Three months was all it took to break a promise. “I told my wife, I’m going to take a year off, kind of recoup from the grind of being a founder, and that lasted all of about, I think, three months,” Ryan Fink revealed in a recent episode of Category Visionaries. That broken promise led to Digs, which has since scaled to over 5,000 homes across all 50 states in just their first year.

The Pre-Launch Foundation

Rather than rushing to market, Digs took a methodical approach to product development. “We interviewed 25 or more builders before writing even a single line of code, just to get like our prototype out in front of them, have them test it, use it, and then we would iterate,” Ryan explains. This intensive research revealed an overlooked opportunity in the market.

Early Strategic Decisions

Two key decisions shaped their early growth trajectory. First, they made an unusual hiring choice. “One of our first hires was VP of marketing… and her mission was to come on from day one and help us create our go to market strategy and really deeply understand our core target audience,” Ryan shares.

Second, they maintained strict product focus. “Digs is not a project management software,” Ryan emphasizes. “We’re focused on the client experience layer for pre-construction design, handoff and warranty.” This clarity helped avoid the feature bloat that often slows scaling.
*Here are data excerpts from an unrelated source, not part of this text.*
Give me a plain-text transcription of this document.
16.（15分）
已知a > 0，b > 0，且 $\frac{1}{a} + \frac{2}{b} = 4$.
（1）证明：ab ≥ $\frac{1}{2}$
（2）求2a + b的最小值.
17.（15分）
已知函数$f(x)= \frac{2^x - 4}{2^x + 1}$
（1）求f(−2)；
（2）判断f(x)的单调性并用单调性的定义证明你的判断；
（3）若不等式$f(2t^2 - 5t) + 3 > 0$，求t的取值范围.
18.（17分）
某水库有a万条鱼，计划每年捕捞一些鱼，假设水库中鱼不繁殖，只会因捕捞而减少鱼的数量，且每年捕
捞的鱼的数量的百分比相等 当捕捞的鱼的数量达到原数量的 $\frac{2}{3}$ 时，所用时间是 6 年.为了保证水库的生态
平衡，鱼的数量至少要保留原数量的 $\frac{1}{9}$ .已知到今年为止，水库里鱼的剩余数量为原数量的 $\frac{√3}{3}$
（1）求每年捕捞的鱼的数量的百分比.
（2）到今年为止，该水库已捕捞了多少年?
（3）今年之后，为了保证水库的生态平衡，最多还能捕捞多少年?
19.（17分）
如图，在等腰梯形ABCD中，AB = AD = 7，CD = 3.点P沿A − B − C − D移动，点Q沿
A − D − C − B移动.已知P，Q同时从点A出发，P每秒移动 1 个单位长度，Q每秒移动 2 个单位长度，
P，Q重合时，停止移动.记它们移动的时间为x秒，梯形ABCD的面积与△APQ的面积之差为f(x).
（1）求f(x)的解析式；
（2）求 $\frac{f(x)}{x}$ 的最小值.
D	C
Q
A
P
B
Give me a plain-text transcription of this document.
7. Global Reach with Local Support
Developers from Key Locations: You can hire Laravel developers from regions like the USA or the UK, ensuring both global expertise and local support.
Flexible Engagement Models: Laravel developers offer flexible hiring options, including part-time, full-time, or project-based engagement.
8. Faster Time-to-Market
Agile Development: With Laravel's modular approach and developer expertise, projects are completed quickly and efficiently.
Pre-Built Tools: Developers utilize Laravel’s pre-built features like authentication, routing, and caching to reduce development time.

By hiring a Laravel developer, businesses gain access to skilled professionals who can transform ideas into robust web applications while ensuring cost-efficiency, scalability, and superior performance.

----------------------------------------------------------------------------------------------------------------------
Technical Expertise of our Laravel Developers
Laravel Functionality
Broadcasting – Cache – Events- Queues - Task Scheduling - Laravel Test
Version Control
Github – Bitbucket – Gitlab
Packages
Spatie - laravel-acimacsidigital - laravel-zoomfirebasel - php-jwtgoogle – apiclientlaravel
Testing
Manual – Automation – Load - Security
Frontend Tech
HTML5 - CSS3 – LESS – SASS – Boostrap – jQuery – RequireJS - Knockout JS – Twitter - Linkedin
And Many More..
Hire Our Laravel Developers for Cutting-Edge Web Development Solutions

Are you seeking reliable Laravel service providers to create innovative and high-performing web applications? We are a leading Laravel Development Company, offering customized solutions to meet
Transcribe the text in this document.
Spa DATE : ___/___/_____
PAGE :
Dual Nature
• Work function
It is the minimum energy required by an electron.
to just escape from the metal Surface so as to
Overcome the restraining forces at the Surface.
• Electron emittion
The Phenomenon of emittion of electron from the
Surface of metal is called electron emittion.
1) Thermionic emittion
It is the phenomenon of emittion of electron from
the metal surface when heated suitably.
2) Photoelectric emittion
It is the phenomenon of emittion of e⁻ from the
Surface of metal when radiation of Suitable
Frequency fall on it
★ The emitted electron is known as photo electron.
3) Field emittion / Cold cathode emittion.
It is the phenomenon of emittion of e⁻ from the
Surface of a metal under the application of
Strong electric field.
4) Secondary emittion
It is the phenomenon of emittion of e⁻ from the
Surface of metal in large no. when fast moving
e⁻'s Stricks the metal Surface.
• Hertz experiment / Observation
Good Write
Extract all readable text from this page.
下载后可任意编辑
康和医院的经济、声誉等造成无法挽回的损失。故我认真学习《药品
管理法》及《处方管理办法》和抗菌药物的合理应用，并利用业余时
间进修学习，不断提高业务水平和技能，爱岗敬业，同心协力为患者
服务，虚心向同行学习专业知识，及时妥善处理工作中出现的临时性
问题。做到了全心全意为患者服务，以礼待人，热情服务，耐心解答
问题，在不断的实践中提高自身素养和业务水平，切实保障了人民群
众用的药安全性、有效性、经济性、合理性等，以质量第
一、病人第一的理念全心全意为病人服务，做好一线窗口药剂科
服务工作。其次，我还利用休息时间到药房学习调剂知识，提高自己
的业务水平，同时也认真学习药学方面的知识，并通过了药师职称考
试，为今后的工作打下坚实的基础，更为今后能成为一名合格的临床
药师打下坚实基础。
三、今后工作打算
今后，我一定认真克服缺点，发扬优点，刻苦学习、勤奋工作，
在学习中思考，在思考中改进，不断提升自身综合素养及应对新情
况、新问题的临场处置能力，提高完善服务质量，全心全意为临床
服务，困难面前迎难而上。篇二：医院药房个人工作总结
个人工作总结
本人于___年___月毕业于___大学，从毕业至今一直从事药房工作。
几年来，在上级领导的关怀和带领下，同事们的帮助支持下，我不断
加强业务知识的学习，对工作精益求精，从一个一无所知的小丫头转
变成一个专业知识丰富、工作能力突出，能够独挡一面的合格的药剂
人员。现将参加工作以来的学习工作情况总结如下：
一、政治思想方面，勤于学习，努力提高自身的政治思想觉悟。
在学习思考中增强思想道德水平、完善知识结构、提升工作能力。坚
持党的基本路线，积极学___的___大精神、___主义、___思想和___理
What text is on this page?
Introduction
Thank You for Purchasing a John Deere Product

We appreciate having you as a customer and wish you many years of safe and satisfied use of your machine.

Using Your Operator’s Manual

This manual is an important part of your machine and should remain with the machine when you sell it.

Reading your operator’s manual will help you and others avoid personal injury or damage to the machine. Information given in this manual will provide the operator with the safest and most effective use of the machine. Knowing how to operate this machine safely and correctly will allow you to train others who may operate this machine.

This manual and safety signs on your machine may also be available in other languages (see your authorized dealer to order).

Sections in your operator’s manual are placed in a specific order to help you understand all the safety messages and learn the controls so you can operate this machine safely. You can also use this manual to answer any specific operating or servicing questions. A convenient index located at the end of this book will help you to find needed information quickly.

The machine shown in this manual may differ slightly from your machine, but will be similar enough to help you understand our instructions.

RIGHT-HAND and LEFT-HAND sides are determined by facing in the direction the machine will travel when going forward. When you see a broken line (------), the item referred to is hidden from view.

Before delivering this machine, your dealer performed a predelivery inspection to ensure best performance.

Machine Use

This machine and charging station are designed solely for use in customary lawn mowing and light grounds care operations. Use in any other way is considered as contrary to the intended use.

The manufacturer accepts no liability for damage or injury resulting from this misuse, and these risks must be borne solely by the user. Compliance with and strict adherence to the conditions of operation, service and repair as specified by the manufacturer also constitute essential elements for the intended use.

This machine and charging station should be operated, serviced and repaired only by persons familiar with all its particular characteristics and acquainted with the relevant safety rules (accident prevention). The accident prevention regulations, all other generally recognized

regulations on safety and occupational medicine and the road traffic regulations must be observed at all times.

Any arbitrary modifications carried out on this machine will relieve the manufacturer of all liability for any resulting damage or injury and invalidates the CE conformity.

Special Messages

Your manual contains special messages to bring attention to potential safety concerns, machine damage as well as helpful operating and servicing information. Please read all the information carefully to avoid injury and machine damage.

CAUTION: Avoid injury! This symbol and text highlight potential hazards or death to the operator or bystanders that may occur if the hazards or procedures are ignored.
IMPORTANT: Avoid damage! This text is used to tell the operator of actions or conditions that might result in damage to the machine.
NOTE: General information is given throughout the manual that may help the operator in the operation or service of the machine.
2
Building the Growth Engine

Instead of pursuing traditional SaaS growth tactics, Digs built their expansion on three pillars:

  1. Customer Success Stories “We have builders like Masarosa out of Oklahoma who he sold ten more homes this year because of Digs,” Ryan notes. These concrete results turned customers into advocates.
  2. Strategic Partnerships Rather than competing with existing tools, they chose partnership. “We’re going to partner with project management software for the in between the construction process,” Ryan explains.
  3. Industry Relationships Their relationship-based approach included partnering with industry influencers like Mike Rowe, aligning with broader industry challenges like workforce development.

The Power of Focus

Their disciplined approach to feature requests has been crucial to maintaining growth velocity. “It takes a village… It’s our EPD team, our engineering, product and design team, really making sure that we’re ingesting customer feedback and then doing the distillation process, making sure that we’re distilling it against who we are,” Ryan shares.

Measuring Success

The effectiveness of their strategy is reflected in two key metrics:

  1. A 41.4% stickiness ratio (compared to the “world-class” benchmark of 16%)
  2. 20% of new users coming from word-of-mouth referrals

The AI Advantage

Rather than requiring builders to change their workflows, Digs leveraged AI to work in the background. Their goal was to “generate a true semantic understanding, both spatial information from the blueprint, and then a semantic understanding from all the inventory, like the lights, flooring, the countertop, all the way down to grout and paint color.”

For B2B founders looking to scale rapidly, Digs’ journey offers several key lessons:

  1. Invest in deep customer research before building
  2. Make strategic early hires that shape go-to-market
  3. Maintain strict product focus while scaling
  4. Build growth through customer success stories
  5. Use technology to enhance rather than replace existing workflows

Their rapid expansion suggests that scaling in traditional industries isn’t about disruption – it’s about thoughtful enhancement of existing processes. By focusing on customer experience while respecting established workflows, Digs has achieved remarkable growth without triggering the resistance that often slows B2B adoption.

As they look toward the future, their vision extends beyond current success. Ryan sees Digs becoming “the API of the home” where “brands that homeowners love, whether it’s a retail brand, furniture, et cetera, or products or services, can plug into the home and provide new experiences that we haven’t even imagined today.”

For founders building B2B products, particularly in traditional industries, Digs’ scaling story offers a compelling template: start with deep customer understanding, maintain strict focus, and build growth through customer success rather than feature expansion.